COLUMBUS (AP) — Ohio State University said apparel partnerships announced Thursday with sportswear company J. America and online retailer Fanatics Inc. guarantee $97 million for scholarships and student groups over the 10-year agreement.
The announcement comes as the school plans to phase in a new business model for Buckeye clothing and headwear. The new model is meant to stabilize a funding base that has been used for hundreds of scholarships for student-athletes and an endowment to support student organizations.
The partnerships include an upfront payment of $23 million and expand the school’s existing relationships with the companies. Webberville, Mich.-based J. America is an Ohio State licensee; Jacksonville, Fla.-based Fanatics already operates an online store for the athletics department.
Ohio State said the companies were chosen in a competitive process.
“This new partnership enables the university to protect and enhance the royalty revenues that support student success, continue its commitment to growing business in Ohio, and demonstrate leadership in socially responsible business practices,” Jeff Kaplan, senior vice president, said in a statement.

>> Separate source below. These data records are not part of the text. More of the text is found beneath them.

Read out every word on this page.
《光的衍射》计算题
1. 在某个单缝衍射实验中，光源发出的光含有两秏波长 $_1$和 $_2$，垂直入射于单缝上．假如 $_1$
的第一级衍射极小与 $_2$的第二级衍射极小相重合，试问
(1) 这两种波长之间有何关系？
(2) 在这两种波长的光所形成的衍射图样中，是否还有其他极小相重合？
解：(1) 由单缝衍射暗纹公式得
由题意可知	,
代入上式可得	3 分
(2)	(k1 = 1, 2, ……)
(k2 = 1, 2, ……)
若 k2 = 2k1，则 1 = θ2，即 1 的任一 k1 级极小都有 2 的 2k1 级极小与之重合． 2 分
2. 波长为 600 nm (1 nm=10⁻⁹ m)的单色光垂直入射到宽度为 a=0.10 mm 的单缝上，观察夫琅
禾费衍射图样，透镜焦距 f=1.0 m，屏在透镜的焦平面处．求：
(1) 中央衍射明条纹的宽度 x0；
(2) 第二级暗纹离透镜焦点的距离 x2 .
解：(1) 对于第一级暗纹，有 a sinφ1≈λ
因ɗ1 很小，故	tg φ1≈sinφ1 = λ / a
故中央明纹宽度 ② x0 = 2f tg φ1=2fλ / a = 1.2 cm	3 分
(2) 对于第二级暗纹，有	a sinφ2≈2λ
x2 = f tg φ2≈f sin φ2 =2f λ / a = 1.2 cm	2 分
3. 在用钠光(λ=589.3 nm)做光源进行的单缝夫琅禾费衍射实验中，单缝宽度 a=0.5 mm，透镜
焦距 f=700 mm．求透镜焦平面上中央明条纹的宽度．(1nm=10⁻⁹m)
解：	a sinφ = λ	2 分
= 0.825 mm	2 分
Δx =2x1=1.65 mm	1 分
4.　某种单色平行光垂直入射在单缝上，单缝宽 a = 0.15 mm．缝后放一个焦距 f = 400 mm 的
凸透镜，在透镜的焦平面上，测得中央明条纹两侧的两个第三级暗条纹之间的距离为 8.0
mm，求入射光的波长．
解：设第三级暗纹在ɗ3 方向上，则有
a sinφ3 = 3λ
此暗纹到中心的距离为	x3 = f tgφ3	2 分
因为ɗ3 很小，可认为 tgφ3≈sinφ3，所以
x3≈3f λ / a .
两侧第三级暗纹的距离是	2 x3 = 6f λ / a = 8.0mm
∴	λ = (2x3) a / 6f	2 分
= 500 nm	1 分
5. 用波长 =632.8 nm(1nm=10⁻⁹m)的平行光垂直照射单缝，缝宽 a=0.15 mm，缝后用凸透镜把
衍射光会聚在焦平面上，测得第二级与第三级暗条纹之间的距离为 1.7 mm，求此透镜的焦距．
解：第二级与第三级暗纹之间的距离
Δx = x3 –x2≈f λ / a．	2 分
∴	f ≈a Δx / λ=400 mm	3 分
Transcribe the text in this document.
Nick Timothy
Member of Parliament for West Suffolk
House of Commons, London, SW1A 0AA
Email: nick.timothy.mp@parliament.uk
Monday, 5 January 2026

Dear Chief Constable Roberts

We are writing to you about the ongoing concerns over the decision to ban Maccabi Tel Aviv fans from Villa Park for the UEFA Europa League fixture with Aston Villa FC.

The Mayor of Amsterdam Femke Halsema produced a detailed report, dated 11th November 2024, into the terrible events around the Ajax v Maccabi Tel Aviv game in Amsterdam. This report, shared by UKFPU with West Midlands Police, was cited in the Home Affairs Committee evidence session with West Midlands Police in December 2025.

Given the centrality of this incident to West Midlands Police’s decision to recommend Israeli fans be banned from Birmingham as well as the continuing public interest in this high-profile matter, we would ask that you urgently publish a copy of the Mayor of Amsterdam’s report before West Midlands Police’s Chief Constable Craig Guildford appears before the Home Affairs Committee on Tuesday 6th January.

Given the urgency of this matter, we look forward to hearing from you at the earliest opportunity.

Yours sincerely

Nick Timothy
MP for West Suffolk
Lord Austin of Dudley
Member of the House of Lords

J. America will manage production and distribution of Ohio State apparel and guarantees the university $85 million over 10 years. Fanatics guarantees $12 million, keeping the online store and managing retail sites. It also plans to open a new distribution center offering about 300 full-time jobs in Frazeysburg, about 55 miles east of Columbus.
J. America, founded 20 years ago, said it also plans to establish a campus-based design center and showroom with 14 new jobs and an estimated payroll of $1.3 million annually.
Kaplan said the deal will reduce the number of factories making Ohio State apparel from as many as 800 to about 20. He said there will be losers — Ohio vendors that might lose contracts — but the amount of revenue and business for Ohio companies overall will increase.
He wouldn’t speculate on what Ohio companies might lose business, except to single out what he called “low-quality sidewalk vendors that have a $2.99 T-shirt that you put on a second time and it rips.”
Apparel constitutes about two-thirds of Ohio State’s $9 million in annual revenue from trademarks and licensing.
Students have protested over the possibility of a contract with the merchandising arm of the Dallas Cowboys, alleging it would support sweatshop labor. Rob Battista, a regional organizer with the group United Students Against Sweatshops, didn’t immediately respond to an email seeking comment Thursday.
Kaplan confirmed the Dallas Cowboys’ business was one of three bidders for the contract. He said Ohio State considered the opinions of student protesters, along with faculty input and Ohio vendors concerned about business they might lose.
“The voices that were coming from those students and other students were heard equally with everyone else from whom we heard,” Kaplan said in a teleconference. “We tried to factor in the information that was provided, and not the way it that it was provided, from everyone that had an interest.”